I put a big bullseye on it. I thought maybe if I just get it out the way, it wouldn't be as noticeable, yeah right.


----------



## TISH1124 (Jun 18, 2009)

Did you get your boxes local


----------



## Face2Mac (Jun 18, 2009)

Nah. I had to send off for them at the originalpinkbox.com and shipping was a mother. But the little one cost no shipping at all. There are YT videos on 2 to them. The girl who introduced me to them is named luvhellokitty7. she had the medium sized ones

YouTube - Organizer for my mac makeup collection (only)


----------



## TISH1124 (Jun 18, 2009)

I'm thinking about getting about 10 and lining them up in the garage next to my husband's tool boxes ....Think that will get me served with divorce papers?


----------



## Face2Mac (Jun 18, 2009)

No. But they wouldn't be safe. Probably would have big hammer dents and he would like "Oh, did I do that"?


----------



## TISH1124 (Jun 18, 2009)

Yeah you're right spiteful bastard!


----------



## Face2Mac (Jun 18, 2009)

lol

My husband told our neighbor about my pink boxes and I was mortified. He told him it was from all this makeup she has. I told him "do you want ev1 think your wife is a freak"


----------



## TISH1124 (Jun 18, 2009)

Don't worry all your neighbors already know 
	

	
	
		
		

		
		
	


	




.....


----------



## eskae (Jun 18, 2009)

Great haul!!! Love the stuff you got!


----------



## GlamQueen21 (Jun 18, 2009)

Cool haulage!! I'm sorry to hear about your Love Alert d/g had a bubble. My Stop! Look! has a huge air bubble and I don't like it either. Also, the Pink Box looks so cute!


----------



## Face2Mac (Jun 18, 2009)

Those bubbles are B.S. got me wondering if someone used mine. so sad, so mad.


----------



## TamiChoi (Jun 19, 2009)

nice haul!


----------



## plimic (Jun 19, 2009)

Nice haul!!


----------



## darklocke (Jun 19, 2009)

I want one now! Gimme a Pink Box! Does anyone know if they ship internationally?


----------



## capmorlovesmac (Jun 19, 2009)

Wow fantastic haul! Enjoy your new goodies! 
	

	
	
		
		

		
		
	


	




 Quote:

   Originally Posted by *darklocke* 

 
_I want one now! Gimme a Pink Box! *Does anyone know if they ship internationally?*_

 
I would like to know that too but the shipping surely will be enormous.


----------



## Face2Mac (Jun 19, 2009)

The Original Pink Box by Cala Industries - like no other box

They bill you form Amazon.com. So maybe if you can get international shipping from amazon, it should be ok. But if you call, I did, after I ordered because I couldn't find the bolts, but found them taped inside like he told me. they were so helpful. 

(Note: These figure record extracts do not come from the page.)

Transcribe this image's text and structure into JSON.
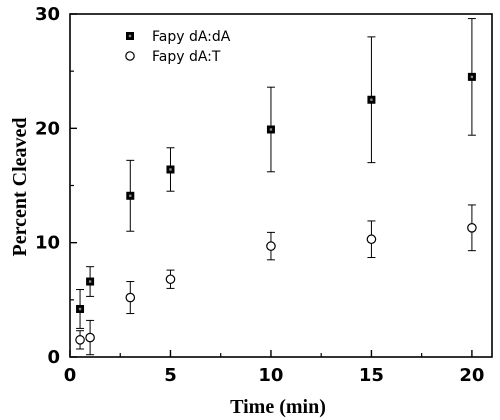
{
  "chart_data": {
    "type": "scatter",
    "title": "",
    "xlabel": "Time (min)",
    "ylabel": "Percent Cleaved",
    "xlim": [
      0,
      21
    ],
    "ylim": [
      0,
      30
    ],
    "xticks": [
      0,
      5,
      10,
      15,
      20
    ],
    "yticks": [
      0,
      10,
      20,
      30
    ],
    "xtick_labels": [
      "0",
      "5",
      "10",
      "15",
      "20"
    ],
    "ytick_labels": [
      "0",
      "10",
      "20",
      "30"
    ],
    "grid": false,
    "legend_position": "top-left",
    "series": [
      {
        "name": "Fapy dA:dA",
        "marker": "filled-square",
        "color": "#000000",
        "x": [
          0.5,
          1,
          3,
          5,
          10,
          15,
          20
        ],
        "y": [
          4.2,
          6.6,
          14.1,
          16.4,
          19.9,
          22.5,
          24.5
        ],
        "err": [
          1.7,
          1.3,
          3.1,
          1.9,
          3.7,
          5.5,
          5.1
        ]
      },
      {
        "name": "Fapy dA:T",
        "marker": "open-circle",
        "color": "#000000",
        "x": [
          0.5,
          1,
          3,
          5,
          10,
          15,
          20
        ],
        "y": [
          1.5,
          1.7,
          5.2,
          6.8,
          9.7,
          10.3,
          11.3
        ],
        "err": [
          0.8,
          1.5,
          1.4,
          0.8,
          1.2,
          1.6,
          2.0
        ]
      }
    ]
  }
}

and shipping was a monster but not on the small box. The big one weighs is heavy.


----------



## n_c (Jun 19, 2009)

Excellent haul!


----------



## darklocke (Jun 19, 2009)

Quote:

   Originally Posted by *capmorlovesmac* 

 
_I would like to know that too but the shipping surely will be enormous. 
	

	
	
		
		

		
			



_

 
Shopaholic as I am, I e-mailed them, and I had to send them my complete address to get a shipping quote. So I'm waiting!


----------



## Fataliya (Jun 19, 2009)

I've had my pink boxes for quite a while now. I got two little ones, and they're already full! I need to save my pennies for the 5-drawer chest now.

God, husband is going to love that....


----------



## Face2Mac (Jun 19, 2009)

It has so much room. I have so much room for stuff, that now I have trying different organization,just trying the right fit.


----------



## darklocke (Jun 20, 2009)

Quote:

   Originally Posted by *capmorlovesmac* 

 
_I would like to know that too but the shipping surely will be enormous. 
	

	
	
		
		

		
		
	


	


_

 
Shipping quote to Norway on the 26" box would be $190 - $112 on the 18" box, so I'm seeing myself putting a padlock on my shopaholic urges to save up enough money for both the shipping AND the box.


----------



## HOTasFCUK (Jun 20, 2009)

I love, love, love you pink boxes! Me and my boyfriend were at the Home Depot about a month ago or so and i was looking at the giant tool boxes and pulling out the drawers and said i could use this for all my make-up! Yes, he gave me a dirty look and called me crazy but i guess i'm not!!!!


----------



## christineeee_ (Jun 21, 2009)

great haul!


----------